N.J. releases school aid figures

Posted: March 01, 2014

The Christie administration released proposed school-aid figures Thursday that include additional per-pupil funding in discretionary spending and technology - about $20 per child - and a $5 million innovation fund to explore initiatives such as longer school days.

The total proposed direct school aid is $9 billion, up nearly $37 million from last year.

An additional $3.9 billion will go toward other costs, such as retirement benefits, pensions and construction.

The proposed aid budget would allow the popular Interdistrict Public School Choice Program to grow from 105 districts to 130 districts. The program enables some students from one district to attend schools in another.

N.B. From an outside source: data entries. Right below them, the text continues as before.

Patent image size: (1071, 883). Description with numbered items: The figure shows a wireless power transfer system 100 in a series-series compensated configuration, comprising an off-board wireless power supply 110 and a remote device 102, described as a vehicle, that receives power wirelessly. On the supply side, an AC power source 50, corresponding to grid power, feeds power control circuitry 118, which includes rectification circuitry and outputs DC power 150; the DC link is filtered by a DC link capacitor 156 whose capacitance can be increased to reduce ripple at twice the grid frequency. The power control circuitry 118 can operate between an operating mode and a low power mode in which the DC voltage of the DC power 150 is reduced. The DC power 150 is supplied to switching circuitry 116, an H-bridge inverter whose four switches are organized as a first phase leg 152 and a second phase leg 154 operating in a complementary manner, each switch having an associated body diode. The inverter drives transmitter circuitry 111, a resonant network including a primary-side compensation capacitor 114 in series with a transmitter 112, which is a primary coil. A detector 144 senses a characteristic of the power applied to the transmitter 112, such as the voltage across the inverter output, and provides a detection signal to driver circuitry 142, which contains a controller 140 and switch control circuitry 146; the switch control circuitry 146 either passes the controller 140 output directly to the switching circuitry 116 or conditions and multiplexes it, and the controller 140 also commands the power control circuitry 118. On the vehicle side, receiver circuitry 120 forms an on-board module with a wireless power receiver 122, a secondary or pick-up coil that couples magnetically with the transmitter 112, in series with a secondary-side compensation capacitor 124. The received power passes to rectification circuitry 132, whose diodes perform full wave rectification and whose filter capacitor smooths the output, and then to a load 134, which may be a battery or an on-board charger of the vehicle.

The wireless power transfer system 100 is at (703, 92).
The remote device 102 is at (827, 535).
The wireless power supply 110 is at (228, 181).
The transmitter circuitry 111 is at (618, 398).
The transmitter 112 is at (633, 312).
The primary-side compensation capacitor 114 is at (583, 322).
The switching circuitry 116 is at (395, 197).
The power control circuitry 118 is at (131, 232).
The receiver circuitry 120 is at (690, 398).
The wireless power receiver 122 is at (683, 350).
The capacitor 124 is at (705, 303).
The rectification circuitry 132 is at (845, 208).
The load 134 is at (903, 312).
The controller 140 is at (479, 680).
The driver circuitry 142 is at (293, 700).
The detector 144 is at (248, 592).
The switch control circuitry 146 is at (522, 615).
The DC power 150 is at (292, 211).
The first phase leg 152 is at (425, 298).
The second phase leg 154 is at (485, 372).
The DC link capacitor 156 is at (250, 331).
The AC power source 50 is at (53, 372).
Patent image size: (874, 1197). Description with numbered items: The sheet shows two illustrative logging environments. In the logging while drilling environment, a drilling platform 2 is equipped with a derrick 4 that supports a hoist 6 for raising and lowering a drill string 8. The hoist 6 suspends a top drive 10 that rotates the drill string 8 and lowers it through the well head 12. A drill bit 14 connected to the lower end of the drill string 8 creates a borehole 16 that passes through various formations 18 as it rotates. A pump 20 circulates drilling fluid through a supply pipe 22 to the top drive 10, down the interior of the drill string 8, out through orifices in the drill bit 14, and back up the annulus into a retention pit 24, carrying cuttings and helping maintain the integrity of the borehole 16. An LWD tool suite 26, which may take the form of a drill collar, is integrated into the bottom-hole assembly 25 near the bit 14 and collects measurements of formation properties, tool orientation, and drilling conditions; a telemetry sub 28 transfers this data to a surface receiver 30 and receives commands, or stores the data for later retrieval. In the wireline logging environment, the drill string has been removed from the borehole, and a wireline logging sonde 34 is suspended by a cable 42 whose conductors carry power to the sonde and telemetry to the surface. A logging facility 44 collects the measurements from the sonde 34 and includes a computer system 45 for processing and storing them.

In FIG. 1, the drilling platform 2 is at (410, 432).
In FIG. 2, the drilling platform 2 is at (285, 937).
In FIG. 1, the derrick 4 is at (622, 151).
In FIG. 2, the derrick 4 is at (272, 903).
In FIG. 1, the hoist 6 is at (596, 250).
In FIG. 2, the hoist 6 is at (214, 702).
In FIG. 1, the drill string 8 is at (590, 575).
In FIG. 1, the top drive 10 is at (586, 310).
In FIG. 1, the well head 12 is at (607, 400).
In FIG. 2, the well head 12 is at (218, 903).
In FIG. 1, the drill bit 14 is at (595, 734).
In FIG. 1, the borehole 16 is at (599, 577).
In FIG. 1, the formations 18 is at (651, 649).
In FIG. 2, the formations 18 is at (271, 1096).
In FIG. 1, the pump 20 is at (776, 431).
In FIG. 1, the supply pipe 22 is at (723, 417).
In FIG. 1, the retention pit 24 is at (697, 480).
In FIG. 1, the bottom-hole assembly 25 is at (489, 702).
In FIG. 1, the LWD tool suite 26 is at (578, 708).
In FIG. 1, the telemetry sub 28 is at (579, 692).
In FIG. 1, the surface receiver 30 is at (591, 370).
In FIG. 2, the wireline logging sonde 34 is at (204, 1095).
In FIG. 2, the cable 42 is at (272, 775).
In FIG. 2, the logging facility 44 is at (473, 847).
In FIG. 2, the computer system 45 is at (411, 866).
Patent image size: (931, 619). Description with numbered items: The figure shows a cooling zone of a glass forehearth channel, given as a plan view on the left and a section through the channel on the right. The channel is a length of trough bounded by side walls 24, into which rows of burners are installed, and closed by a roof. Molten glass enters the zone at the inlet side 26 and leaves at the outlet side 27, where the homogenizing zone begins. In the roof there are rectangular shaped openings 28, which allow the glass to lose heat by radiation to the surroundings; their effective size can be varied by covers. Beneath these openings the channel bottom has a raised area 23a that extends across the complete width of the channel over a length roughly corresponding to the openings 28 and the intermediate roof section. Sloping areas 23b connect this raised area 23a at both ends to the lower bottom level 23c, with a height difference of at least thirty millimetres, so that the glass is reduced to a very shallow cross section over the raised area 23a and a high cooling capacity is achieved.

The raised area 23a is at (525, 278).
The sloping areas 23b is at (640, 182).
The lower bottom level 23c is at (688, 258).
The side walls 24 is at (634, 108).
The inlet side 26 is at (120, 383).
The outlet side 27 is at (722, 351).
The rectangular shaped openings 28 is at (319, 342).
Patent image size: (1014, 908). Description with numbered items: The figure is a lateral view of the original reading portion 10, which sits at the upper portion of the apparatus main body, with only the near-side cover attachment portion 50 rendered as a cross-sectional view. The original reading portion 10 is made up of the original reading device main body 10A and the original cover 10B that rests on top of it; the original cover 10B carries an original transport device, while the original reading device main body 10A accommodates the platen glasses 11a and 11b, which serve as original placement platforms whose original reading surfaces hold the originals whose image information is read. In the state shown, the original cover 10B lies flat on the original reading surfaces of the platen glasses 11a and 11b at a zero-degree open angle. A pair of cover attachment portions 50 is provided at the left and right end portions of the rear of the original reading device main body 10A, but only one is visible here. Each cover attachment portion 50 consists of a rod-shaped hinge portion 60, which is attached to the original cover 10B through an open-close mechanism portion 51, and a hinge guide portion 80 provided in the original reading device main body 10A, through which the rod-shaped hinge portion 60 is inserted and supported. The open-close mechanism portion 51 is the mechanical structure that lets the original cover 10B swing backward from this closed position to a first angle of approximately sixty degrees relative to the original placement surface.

While the administration pointed to increased education aid, critics and some districts said the funding does not go far enough.

David Sciarra, executive director of the Education Law Center called the increased direct aid "so paltry as to be irrelevant," and amounts to essentially flat funding in face of rising costs.

He said the Christie administration, in the governor's term, had shorted the state's schools as much as $5 billion in state formula aid, which is based on a district's student population. He predicted that some districts would have to resort to program and staff cuts and increased class sizes.

Joseph Jones, superintendent of the Woodbury City public schools, said his district got less than 74 percent of what it was due under the state school funding formula this year and next year will get even less despite a 0.25 percent aid increase.

Woodbury taxpayers "will suffer either with forced cuts to existing programs or a forced local tax increase" to make up for what the state doesn't fund under its own formula.